Le taux de participation des employeurs au développement de la formation professionnelle est proche en Limousin du taux constaté au niveau national. Dans l’industrie, un salarié sur cinq a bénéficié d’une formation en 2003. Ce taux est variable selon le secteur d’activité. Ainsi, un salarié sur deux a suivi une formation dans le secteur chimie-pharmacie et un sur trois dans le secteur des industries métallurgiques. S’agissant de secteurs à petits effectifs, l’incidence d’un plan de formation dans une entreprise peut être considérable sur l’appréciation globale. Concernant les secteurs les plus importants, les taux sont nettement supérieurs à la moyenne régionale dans les industries électriques et électroniques, l’agroalimentaire, le papier-carton et l’ameublement. À l’inverse, le pourcentage de salariés ayant suivi une formation est très faible dans le textile-habillement-cuir, la plasturgie, le travail des métaux et les industries mécaniques.
Le nombre de salariés bénéficiant d’une formation est fortement lié à la taille de l’entreprise : les salariés sont plus nombreux à participer à des formations dans les grandes entreprises, et ces formations sont en moyenne de plus longue durée.

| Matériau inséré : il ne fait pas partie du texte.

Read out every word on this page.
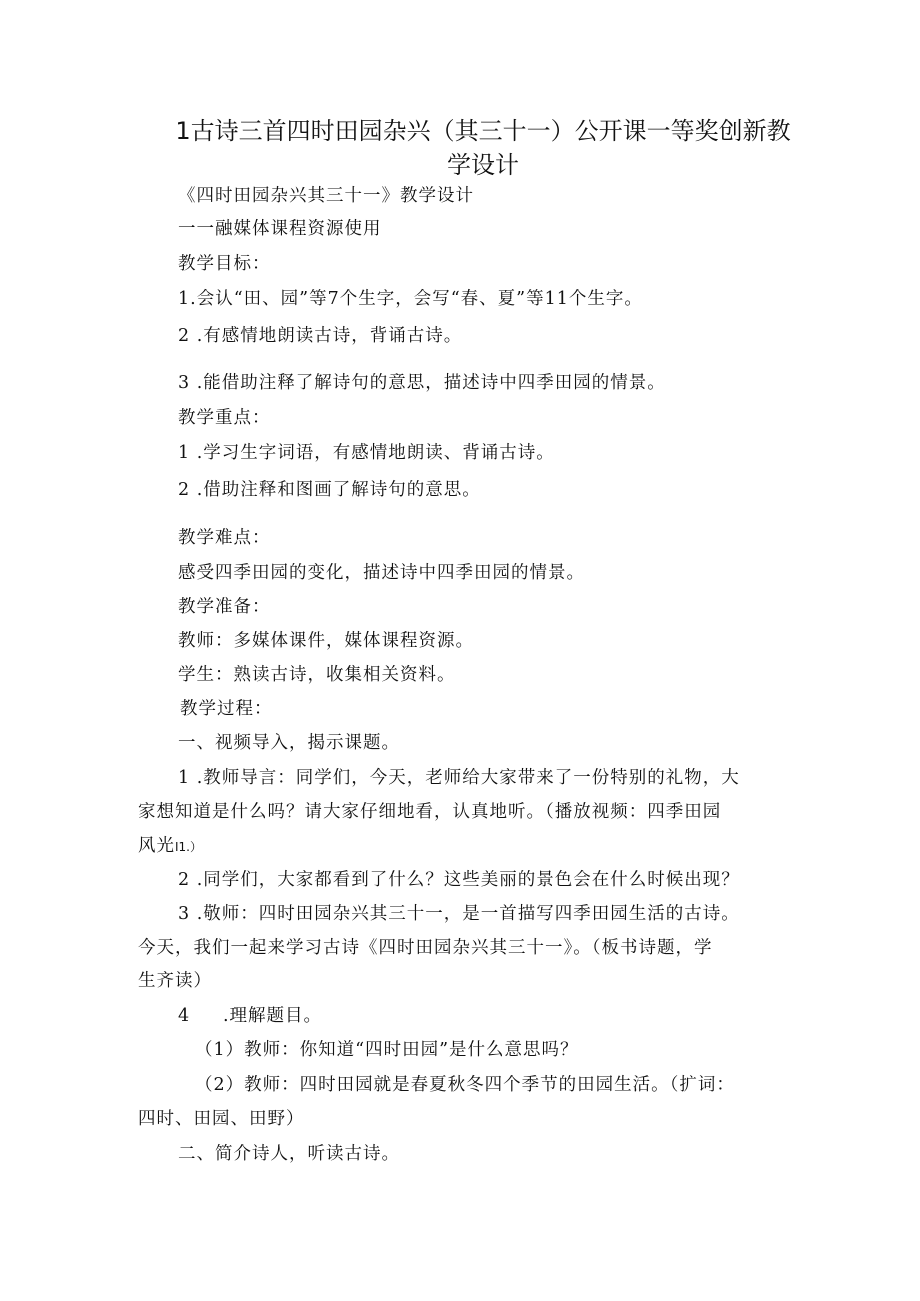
1古诗三首四时田园杂兴（其三十一）公开课一等奖创新教
学设计
《四时田园杂兴其三十一》教学设计
一一融媒体课程资源使用
教学目标：
1.会认“田、园”等7个生字，会写“春、夏”等11个生字。
2 .有感情地朗读古诗，背诵古诗。
3 .能借助注释了解诗句的意思，描述诗中四季田园的情景。
教学重点：
1 .学习生字词语，有感情地朗读、背诵古诗。
2 .借助注释和图画了解诗句的意思。
教学难点：
感受四季田园的变化，描述诗中四季田园的情景。
教学准备：
教师：多媒体课件，媒体课程资源。
学生：熟读古诗，收集相关资料。
教学过程：
一、视频导入，揭示课题。
1 .教师导言：同学们，今天，老师给大家带来了一份特别的礼物，大
家想知道是什么吗？请大家仔细地看，认真地听。（播放视频：四季田园
风光I1.）
2 .同学们，大家都看到了什么？这些美丽的景色会在什么时候出现？
3 .敬师：四时田园杂兴其三十一，是一首描写四季田园生活的古诗。
今天，我们一起来学习古诗《四时田园杂兴其三十一》。（板书诗题，学
生齐读）
4     .理解题目。
（1）教师：你知道“四时田园”是什么意思吗？
（2）教师：四时田园就是春夏秋冬四个季节的田园生活。（扩词：
四时、田园、田野）
二、简介诗人，听读古诗。
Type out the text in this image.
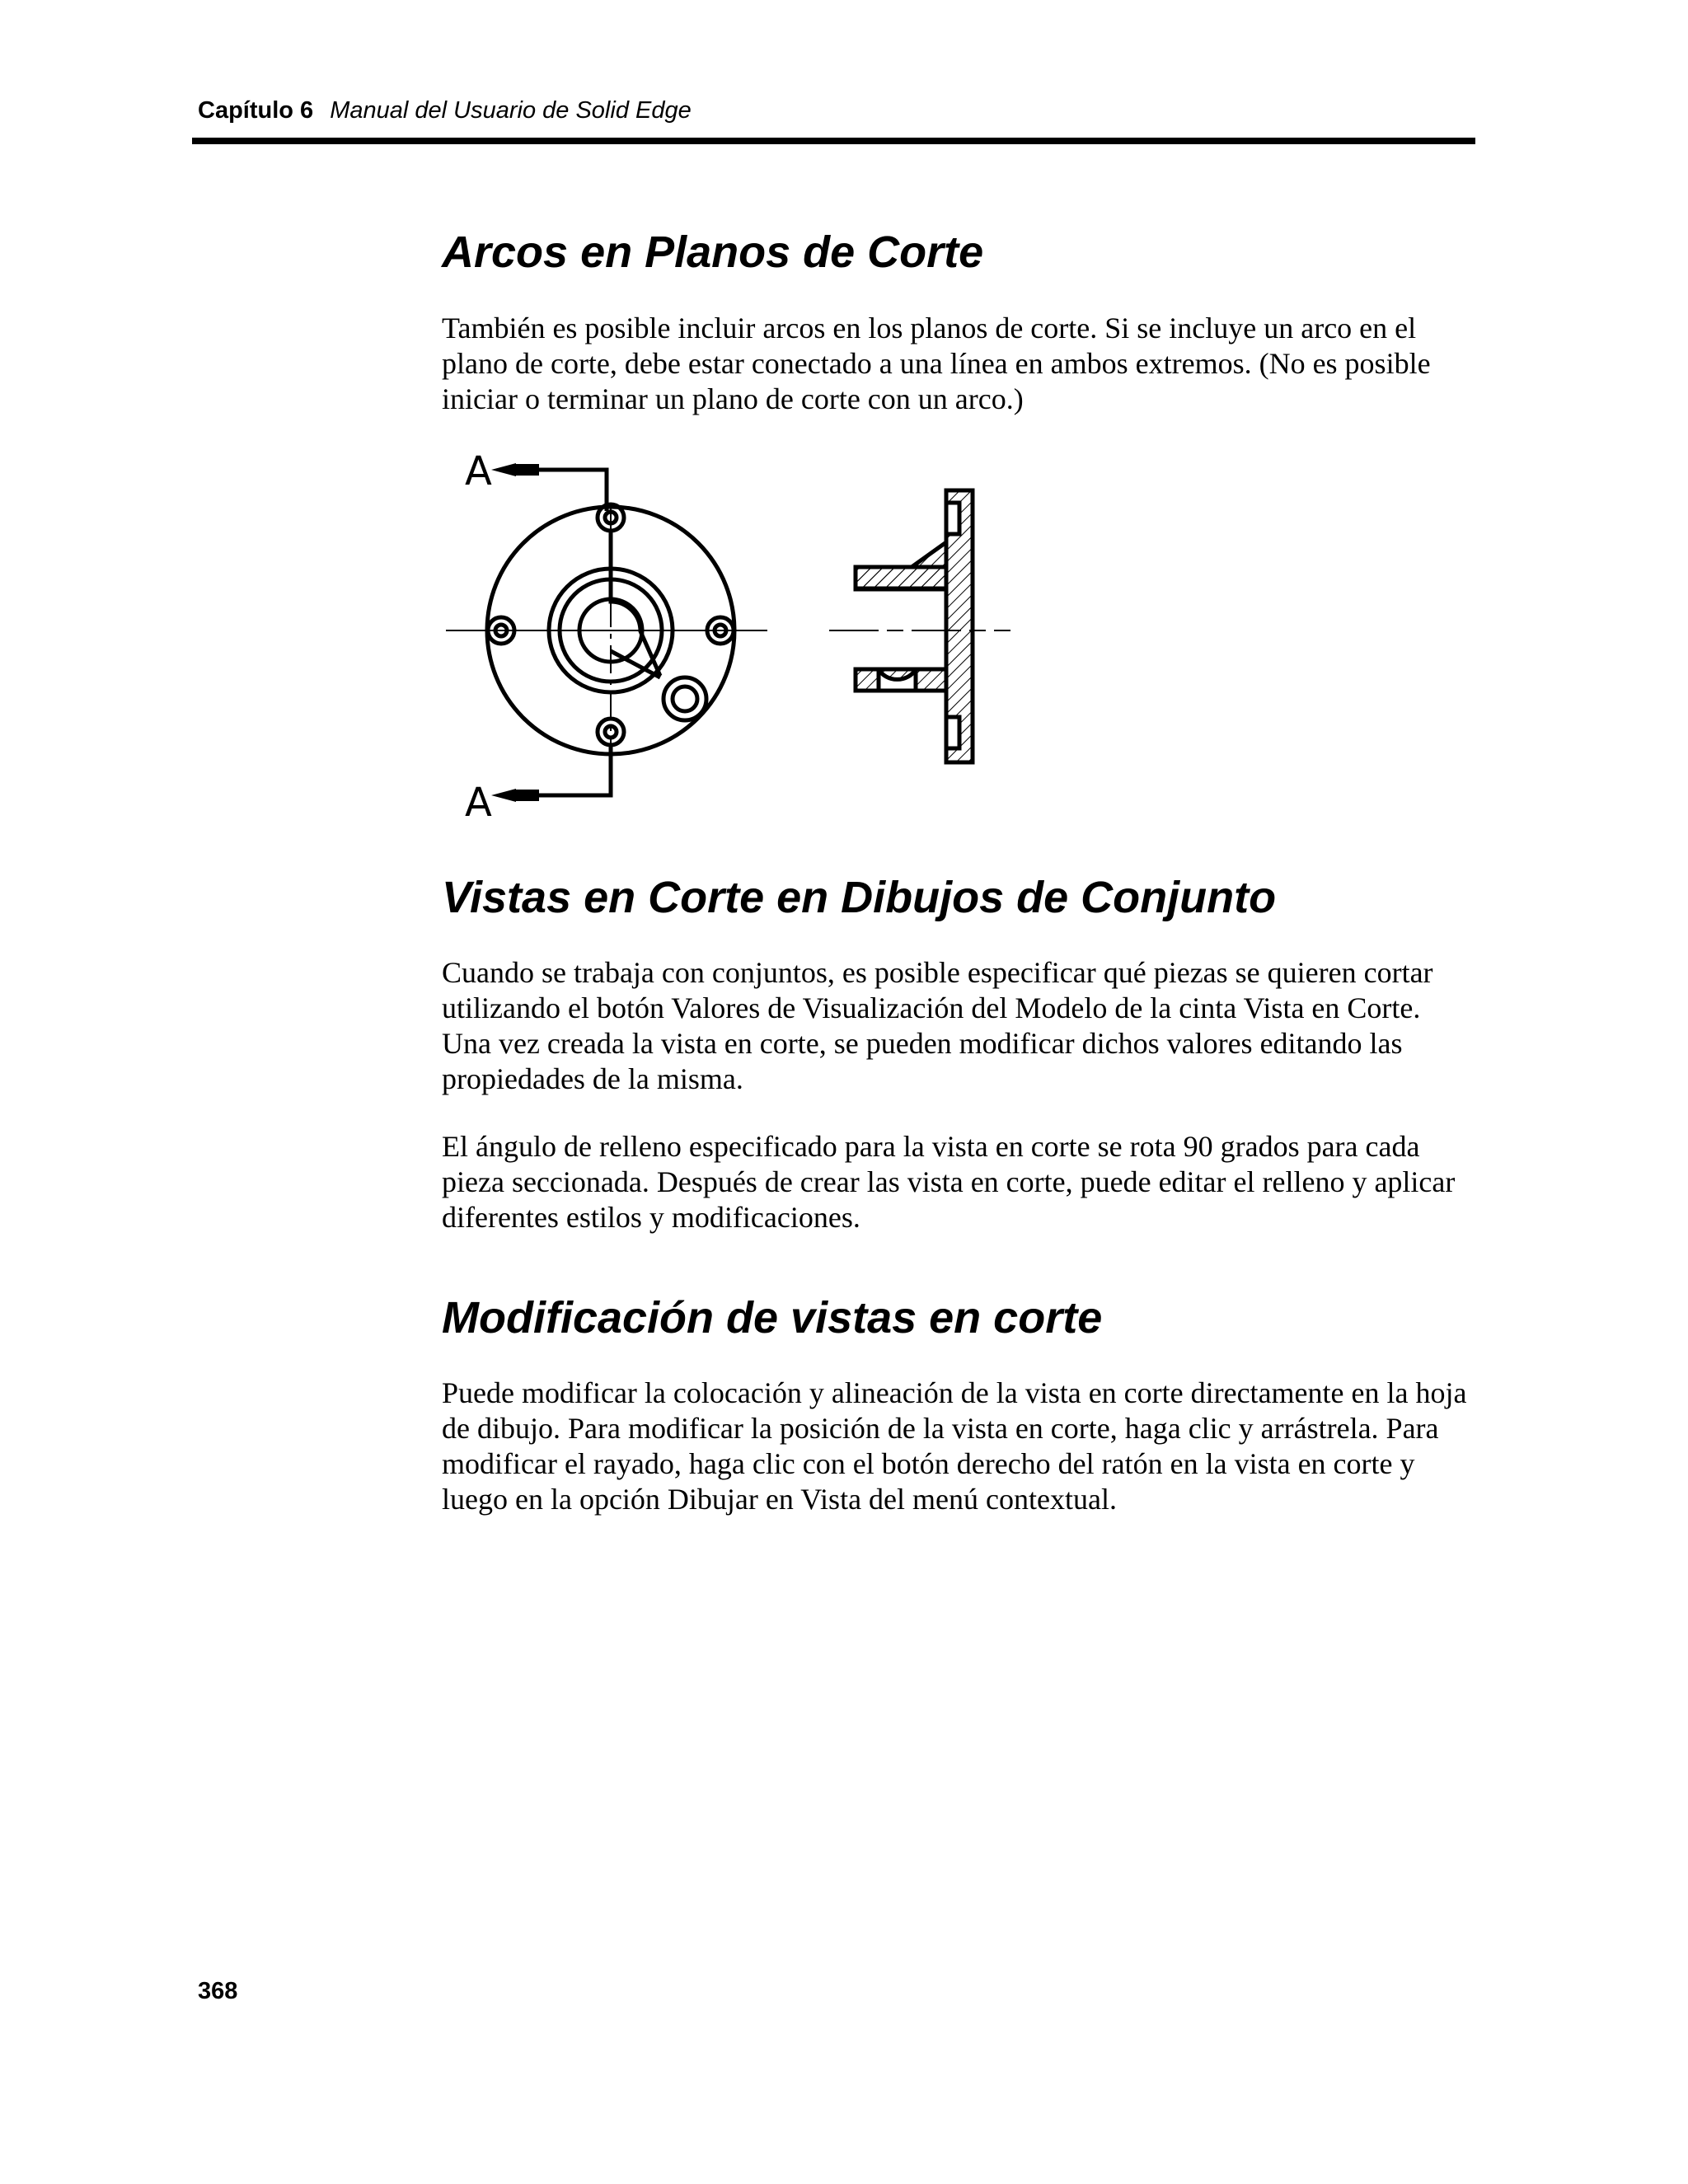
Capítulo 6 Manual del Usuario de Solid Edge
Arcos en Planos de Corte

También es posible incluir arcos en los planos de corte. Si se incluye un arco en el plano de corte, debe estar conectado a una línea en ambos extremos. (No es posible iniciar o terminar un plano de corte con un arco.)

Vistas en Corte en Dibujos de Conjunto

Cuando se trabaja con conjuntos, es posible especificar qué piezas se quieren cortar utilizando el botón Valores de Visualización del Modelo de la cinta Vista en Corte. Una vez creada la vista en corte, se pueden modificar dichos valores editando las propiedades de la misma.

El ángulo de relleno especificado para la vista en corte se rota 90 grados para cada pieza seccionada. Después de crear las vista en corte, puede editar el relleno y aplicar diferentes estilos y modificaciones.

Modificación de vistas en corte

Puede modificar la colocación y alineación de la vista en corte directamente en la hoja de dibujo. Para modificar la posición de la vista en corte, haga clic y arrástrela. Para modificar el rayado, haga clic con el botón derecho del ratón en la vista en corte y luego en la opción Dibujar en Vista del menú contextual.

A
A
368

La faiblesse relative de la formation dans les petites entreprises de certains secteurs, notamment dans les industries mécaniques, constitue indéniablement un handicap au moment où ces industries, essentiellement de sous-traitance, sont soumises à une forte pression de la part des donneurs d’ordre, pression qui leur impose d’évoluer rapidement aux plans technologique et organisationnel.